Outside was a low embankment, then the dark waste of the morass that girded Shingtse-lunpo. To the west, in the thin veil of rain, was a shapeless blur that Trent imagined was Amber Bridge. The Great Magician shut the gate and led the way down the embankment. The ground was not soggy, as Trent expected, and, straining his eyes, he saw the reason. They were following a barely visible road through the rushes.
Toward the shapeless blur they moved. As they drew nearer it became apparent that it was not Amber Bridge, but a pile of broken stone—a remnant of the old outer-fortifications—in the middle of the swamp-belt. When they reached the mass of masonry Trent saw that it was a portion of a broken wall, rising above nearly obliterated flagstones that formed the floor of what had once been a room, or a tunnel, under a mighty rampart—a wall that was hollowed and whose roof had fallen in. The passage thus formed was not more than three feet in width and ran for several yards before it ended in a cul-de-sac.

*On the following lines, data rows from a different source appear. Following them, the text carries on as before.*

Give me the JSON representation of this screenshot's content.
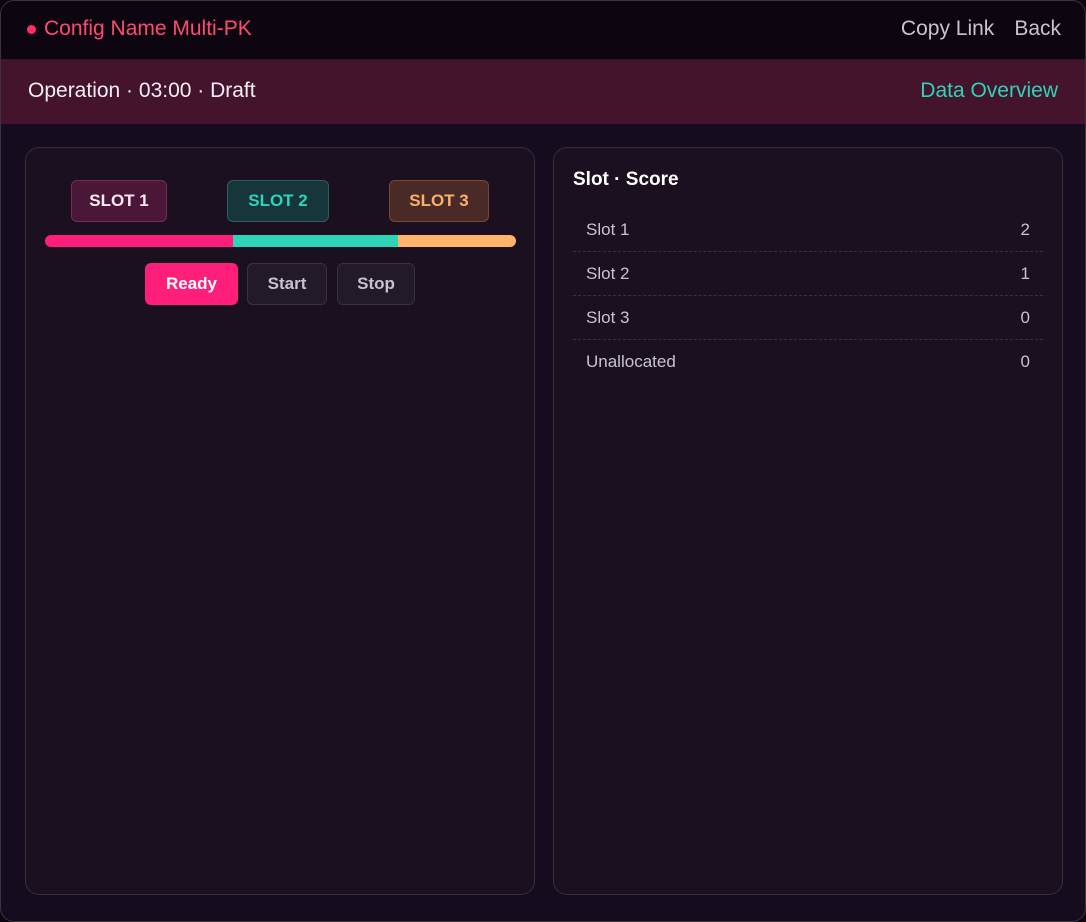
{
  "header": {
    "title": "Config Name Multi-PK",
    "copy_link": "Copy Link",
    "back": "Back"
  },
  "subheader": {
    "status": "Operation · 03:00 · Draft",
    "overview": "Data Overview"
  },
  "slots": [
    {
      "label": "SLOT 1",
      "color": "#ff1f7a",
      "share": 0.4
    },
    {
      "label": "SLOT 2",
      "color": "#2fd3b8",
      "share": 0.35
    },
    {
      "label": "SLOT 3",
      "color": "#ffb46a",
      "share": 0.25
    }
  ],
  "controls": {
    "ready": "Ready",
    "start": "Start",
    "stop": "Stop"
  },
  "scoreboard": {
    "title": "Slot · Score",
    "rows": [
      {
        "label": "Slot 1",
        "value": "2"
      },
      {
        "label": "Slot 2",
        "value": "1"
      },
      {
        "label": "Slot 3",
        "value": "0"
      },
      {
        "label": "Unallocated",
        "value": "0"
      }
    ]
  },
  "colors": {
    "accent": "#ff1f7a",
    "teal": "#2fd3b8",
    "orange": "#ffb46a"
  }
}
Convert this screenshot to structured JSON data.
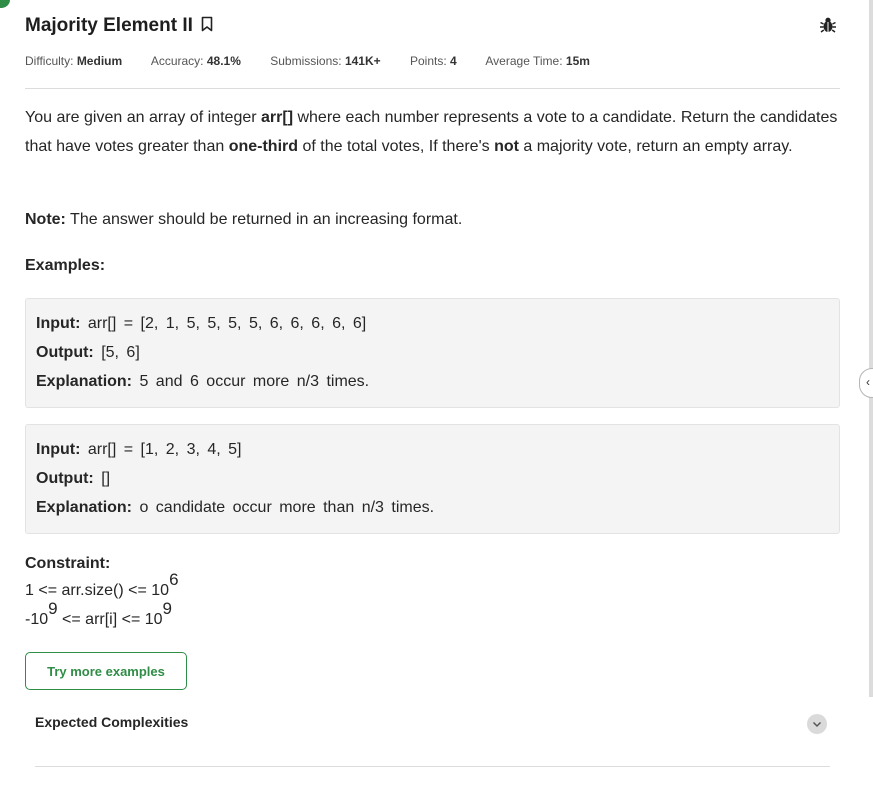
{
  "problem": {
    "title": "Majority Element II",
    "meta": [
      {
        "label": "Difficulty:",
        "value": "Medium"
      },
      {
        "label": "Accuracy:",
        "value": "48.1%"
      },
      {
        "label": "Submissions:",
        "value": "141K+"
      },
      {
        "label": "Points:",
        "value": "4"
      },
      {
        "label": "Average Time:",
        "value": "15m"
      }
    ],
    "description": {
      "p1": "You are given an array of integer ",
      "b1": "arr[]",
      "p2": " where each number represents a vote to a candidate. Return the candidates that have votes greater than ",
      "b2": "one-third",
      "p3": " of the total votes, If there's ",
      "b3": "not",
      "p4": " a majority vote, return an empty array."
    },
    "note": {
      "label": "Note:",
      "text": " The answer should be returned in an increasing format."
    },
    "examples_label": "Examples:",
    "examples": [
      {
        "input_label": "Input:",
        "input": " arr[] = [2, 1, 5, 5, 5, 5, 6, 6, 6, 6, 6]",
        "output_label": "Output:",
        "output": " [5, 6]",
        "explanation_label": "Explanation:",
        "explanation": " 5 and 6 occur more n/3 times."
      },
      {
        "input_label": "Input:",
        "input": " arr[] = [1, 2, 3, 4, 5]",
        "output_label": "Output:",
        "output": " []",
        "explanation_label": "Explanation:",
        "explanation": " o candidate occur more than n/3 times."
      }
    ],
    "constraint_label": "Constraint:",
    "constraints": [
      {
        "pre": "1 <= arr.size() <= 10",
        "sup": "6",
        "mid": "",
        "sup2": ""
      },
      {
        "pre": "-10",
        "sup": "9",
        "mid": " <= arr[i] <= 10",
        "sup2": "9"
      }
    ],
    "try_button_label": "Try more examples",
    "complexities_label": "Expected Complexities"
  },
  "colors": {
    "accent": "#2f8d46",
    "example_bg": "#f4f4f4"
  },
  "icons": [
    "bookmark-icon",
    "bug-icon",
    "chevron-down-icon",
    "chevron-left-icon"
  ]
}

Into the narrow space between the walls Trent and Sarojini Nanjee followed the Great Magician. It was damp and smelled of freshly-turned earth. A few feet from the entrance the Tibetan paused and grunted a word to Sarojini. Instantly a saber of light smote the darkness, a ray from a very modern electric torch in the woman's hand. The Great Magician took the light from her, flashing it into the cul-de-sac and upon a small stone stairway that plunged into grim depths.
Down into the bowels of the earth it carried them, into a rectangular crypt. Blocks of masonry had been torn away from one side of the wall and an irregular aperture gaped blackly. Trent observed that the stones had not been removed recently, for they were wedged in mud and grown with fungi.
Through the rent in the crypt they passed, entering a tunnel that bored downward at a gradual incline. The torchlight wavered upon damp, ancient walls; upon several inches of water in the bottom of the passage. Cold, earthy odors fouled the air. Before they had proceeded far, loose rocks rattled underfoot, and Trent, glancing down, saw that he was treading upon chips and small particles of stone. White dust streaked the muddy water. This prepared him for the pile of shattered rock that appeared suddenly ahead, heaped at one side of a crude doorway. All of which attested to the fact that the passage had at one time been sealed, but very recently opened—and by men who were not masons.
The tunnel continued its gradual downward course for what Trent calculated was at least a mile. If he judged aright they must be somewhere near the middle of the city. Suddenly the subterranean corridor made a series of turns, then sloped upward, running straight after that and bringing them at length into a crypt similar to the one beneath the swamp-ruins. The smell of oil hung in the air, and Trent identified it with the iron-bound door at one side. He was surprised to see that its lock was very modern. (From some shop in Gyangtse or Darjeeling—thus he conjectured irrelevantly.) The Great Magician fumbled at the formidable portal, and, following a grating noise, it swung out soundlessly on well-oiled hinges. Yellow light impinged upon the darkness of a stairway, on the bottom step of which rested a brass lamp.
The priest lighted the lamp, and Sarojini Nanjee, slipping her hand into Trent's, led the Englishman through the door and up the stairway. Looking back, Trent saw the Great Magician sink cross-legged upon the floor; then the picture was shut out as they climbed higher into gloom. Near the top Sarojini halted and directed the light upward. It swept a square of stone at the very head of the stairs; the lines where it fitted into place were scarcely visible.
"You will have to lift the stone," Sarojini told him, stepping aside.
He mounted the few remaining stairs and stooped in the meager space at the top, pressing hands and shoulders against the square of stone. Warm blood rushed into his stained cheeks as he slowly drew erect, lifting the stone from place and letting it fall noisily upon the floor above. The space into which the rock fitted was perhaps three yards around, widening out at the top. Trent's head and shoulders projected from the aperture into blackness that was more intense because of the light from which he had emerged.
"Pull yourself up," directed Sarojini. "Then I will give you the light."